Here the bright little Orientals were more than a nine days' wonder. Few Americans had ever before seen a Japanese. That country was at the time more a "hermit nation" than Korea herself. Whalers and other sailors who had been wrecked on the Japanese coast had been put to cruel deaths. No white men except the Dutch had been permitted to trade with any of the Japanese cities, and the Dutch trade had fallen into decay. Japan seemed as far from our lives as is the planet Mars.
But the Japanese whom Captain Jennings had humanely rescued were kindly treated by him, and on the homeward voyage they had endeared themselves to him and his crew. He landed them at San Francisco with very favorable reports of their character, conduct and intelligence. The free-handed miners of that town wanted nothing better than somebody or something to lionize. So for a considerable time the shipwrecked Japanese had the best of everything in San Francisco, until an opportunity arose to send them, fat and happy, back to their own country.
A full account of the incident and of the refugees was published in one of the San Francisco papers. It fell into the hands of just one man who was capable of perceiving the momentous possibilities that lay in the occurrence. This man was a commodore in the United States navy; and his name was not Perry, as the reader may at first surmise, but John H. Aulick. He was a Virginian, then in his sixty-second year; he had had a long and very honorable service, and was keen and statesmanlike in his ideas.
What Commodore Aulick saw in the incident was this: The kind and friendly reception of the Japanese waifs in America, contrasted with the ordinary treatment of white refugees in Japan, might be taken advantage of to open friendly relations with Japan. To effect this result, a naval expedition should be sent to Japan. If properly conducted, the expedition not only might secure friendly treatment of American whalers on the Japanese coasts, but might open up trade relations with the country which would be highly profitable.
Filled with his idea, which was really a great one, Commodore Aulick obtained permission to lay it before the secretary of state, who was none other than Daniel Webster. He had an interview with Mr. Webster at Washington on the 9th day of May, 1851.
Webster saw the point at once. At his instance, President Fillmore ordered the navy department to prepare a small expedition for the voyage to Japan; and when the ships were ready—they were headed by the sloop of war Mississippi—Commodore Aulick was put in command. He actually sailed on the voyage; but he was entrusted with the task of taking the Brazilian minister as far as Rio Janeiro on the way, and some trouble having arisen with this functionary for which Commodore Aulick was blamed, he was superseded in command of the expedition by Commodore Matthew Calbraith Perry, in command of the Hartford.
It was Perry, therefore, who "opened up Japan." His name will be associated, as long as the story of the two nations is told, with the event. But it was Aulick's idea, not Perry's; and it all hung upon the luck which those Japanese fishermen, waifs upon a boundless ocean, had in being picked up by a generous Yankee skipper, and in finding their way to so wholehearted and so hospitable a city toward "Mongolian" wanderers as San Francisco was—then!

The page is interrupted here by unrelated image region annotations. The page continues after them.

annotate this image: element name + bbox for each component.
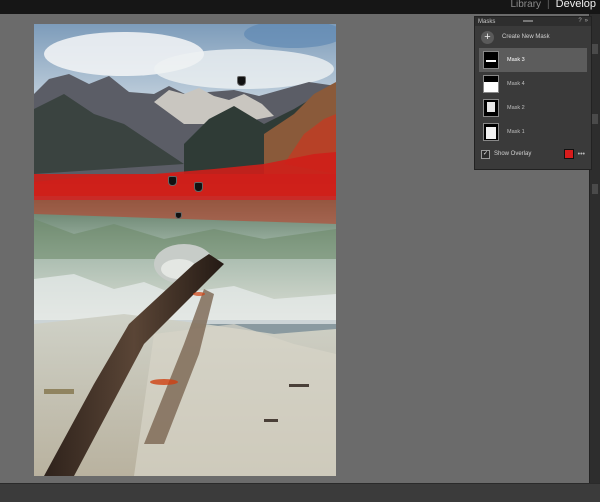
masks-panel: Masks ? » + Create New Mask Mask 3 Mask …	[474, 16, 592, 170]
panel-handle[interactable]	[592, 44, 598, 54]
photo-preview[interactable]	[34, 24, 336, 476]
module-library[interactable]: Library	[510, 0, 541, 10]
mask-item[interactable]: Mask 4	[479, 72, 587, 96]
mask-thumbnail	[483, 99, 499, 117]
add-icon[interactable]: +	[481, 30, 494, 44]
mask-thumbnail	[483, 75, 499, 93]
mask-name: Mask 4	[507, 81, 525, 87]
show-overlay-row: ✓ Show Overlay •••	[475, 146, 591, 162]
module-separator: |	[547, 0, 550, 10]
show-overlay-label: Show Overlay	[494, 151, 532, 157]
more-options-icon[interactable]: •••	[578, 151, 585, 158]
mask-item[interactable]: Mask 2	[479, 96, 587, 120]
mask-pin[interactable]	[168, 176, 177, 186]
module-picker: Library | Develop	[510, 0, 596, 10]
bottom-toolbar	[0, 483, 600, 502]
show-overlay-checkbox[interactable]: ✓	[481, 149, 490, 159]
mask-thumbnail	[483, 123, 499, 141]
create-new-mask-button[interactable]: + Create New Mask	[475, 26, 591, 48]
mask-list: Mask 3 Mask 4 Mask 2 Mask 1	[475, 48, 591, 144]
mask-name: Mask 1	[507, 129, 525, 135]
mask-thumbnail	[483, 51, 499, 69]
mask-pin[interactable]	[237, 76, 246, 86]
mask-name: Mask 3	[507, 57, 525, 63]
create-new-mask-label: Create New Mask	[502, 34, 550, 40]
mask-pin[interactable]	[175, 212, 182, 219]
masks-panel-header[interactable]: Masks ? »	[475, 17, 591, 26]
help-icon[interactable]: ?	[578, 18, 581, 24]
mask-item[interactable]: Mask 3	[479, 48, 587, 72]
overlay-color-swatch[interactable]	[563, 149, 574, 159]
masks-panel-title: Masks	[478, 18, 496, 25]
panel-handle[interactable]	[592, 184, 598, 194]
mask-name: Mask 2	[507, 105, 525, 111]
panel-handle[interactable]	[592, 114, 598, 124]
module-develop[interactable]: Develop	[556, 0, 596, 10]
module-bar: Library | Develop	[0, 0, 600, 14]
collapse-icon[interactable]: »	[585, 18, 588, 24]
drag-grip-icon[interactable]	[523, 20, 533, 22]
photo-image	[34, 24, 336, 476]
mask-pin[interactable]	[194, 182, 203, 192]
mask-item[interactable]: Mask 1	[479, 120, 587, 144]
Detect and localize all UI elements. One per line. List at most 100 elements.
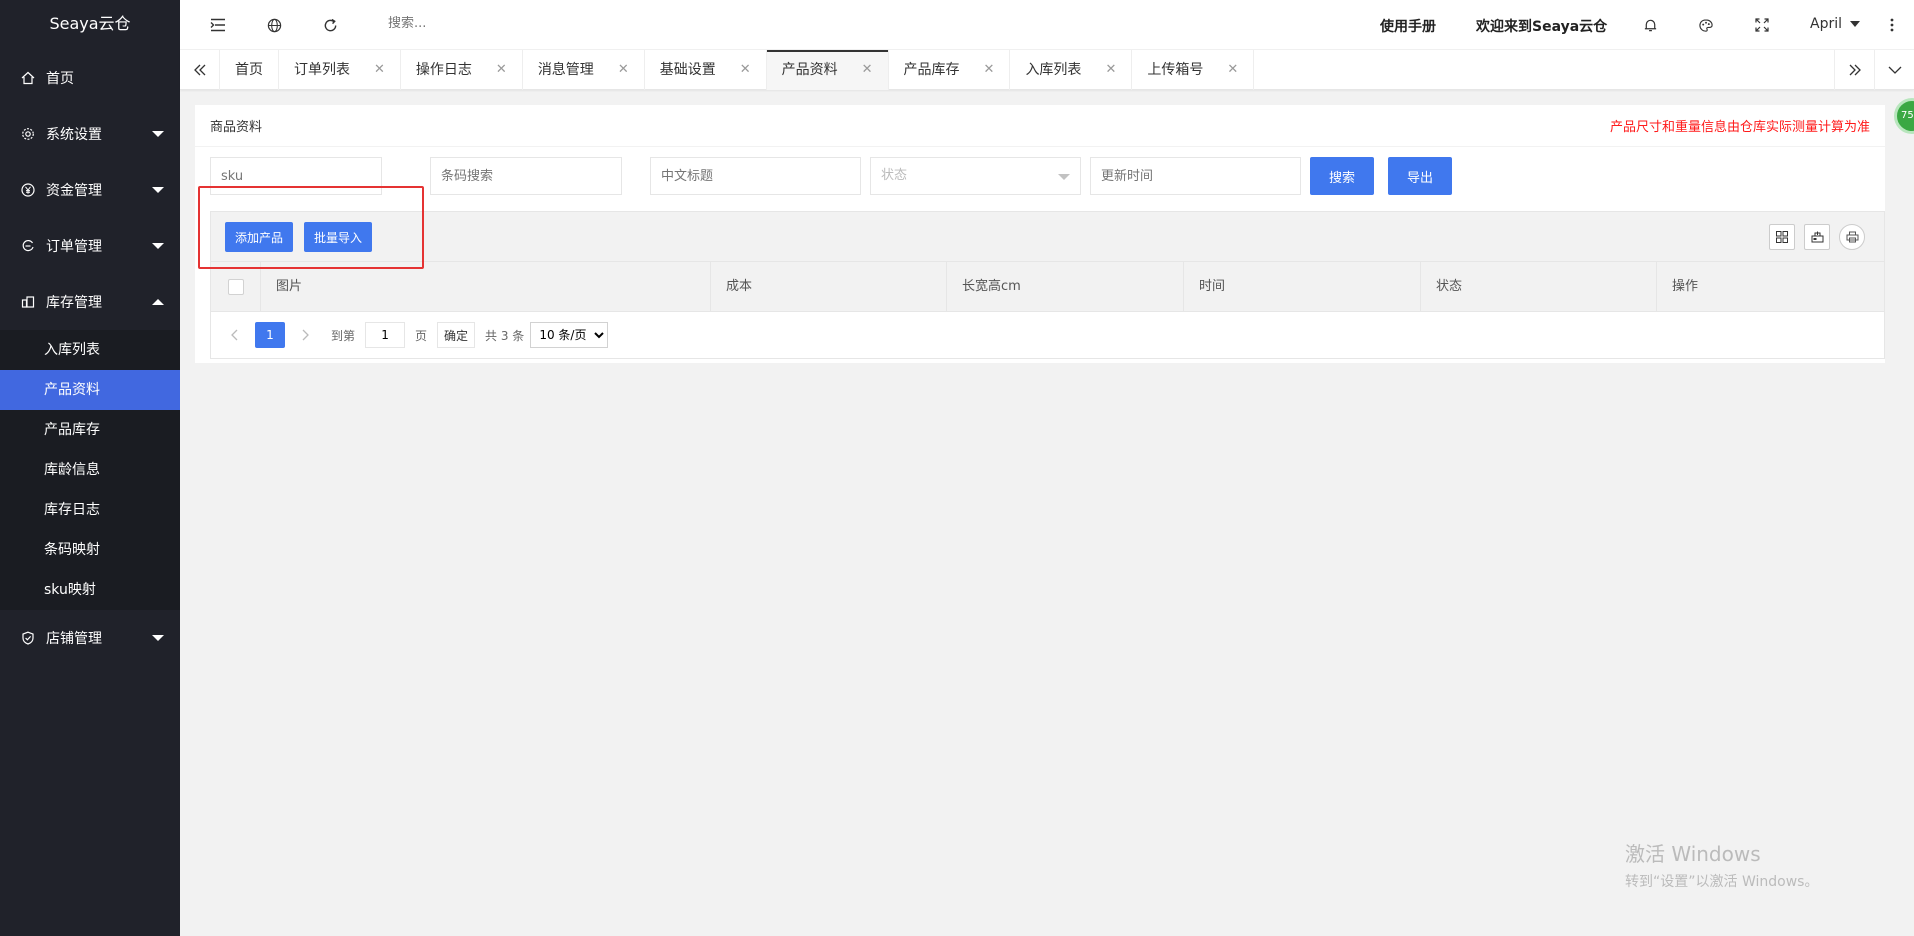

If this incident had not suggested and been followed by the Aulick-Perry expedition, what then? Russian authorities have claimed that Russia was preparing a similar expedition at the time when Secretary Webster—"too zealous," according to their view—sent the United States ships on their way. There is good reason to believe that the Russian government would have been slow in making such an infinitely clever move as the Perry expedition constituted. Yet if the United States had not taken the step, Russia would have stood next in the line of logical inheritance to the idea. And if Japan had been opened under Russian auspices, its doors, instead of standing open toward the East, and consequently toward our West, would have opened toward the Asiatic continental West, which would have meant toward St. Petersburg.
If the Japanese had, under Russian initiative, adopted the material adjuncts of western civilization, as they finally did under ours, that civilization would have taken on a distinctly Muscovite color. The Japanese would never, indeed, have been able, under such auspices, to organize an effective resistance to Russian arms, for long before they had acquired the requisite training they must have been held firmly in the grip of the Russian military system.
That is to say, Japan would have been, step by step, annexed to the Russian empire. The Russo-Japanese war would never have been, since there would have been neither hope nor occasion for it. Most of the rich fruits of Japanese art and industry would have drifted toward Russia. The Russian empire would have been enormously enriched by the Japanese trade, and the importance of that empire immensely magnified in the history of our epoch. A reflex orientalizing influence would have rolled over Russia itself, and the course of Russian internal development altered in a degree now almost incalculable.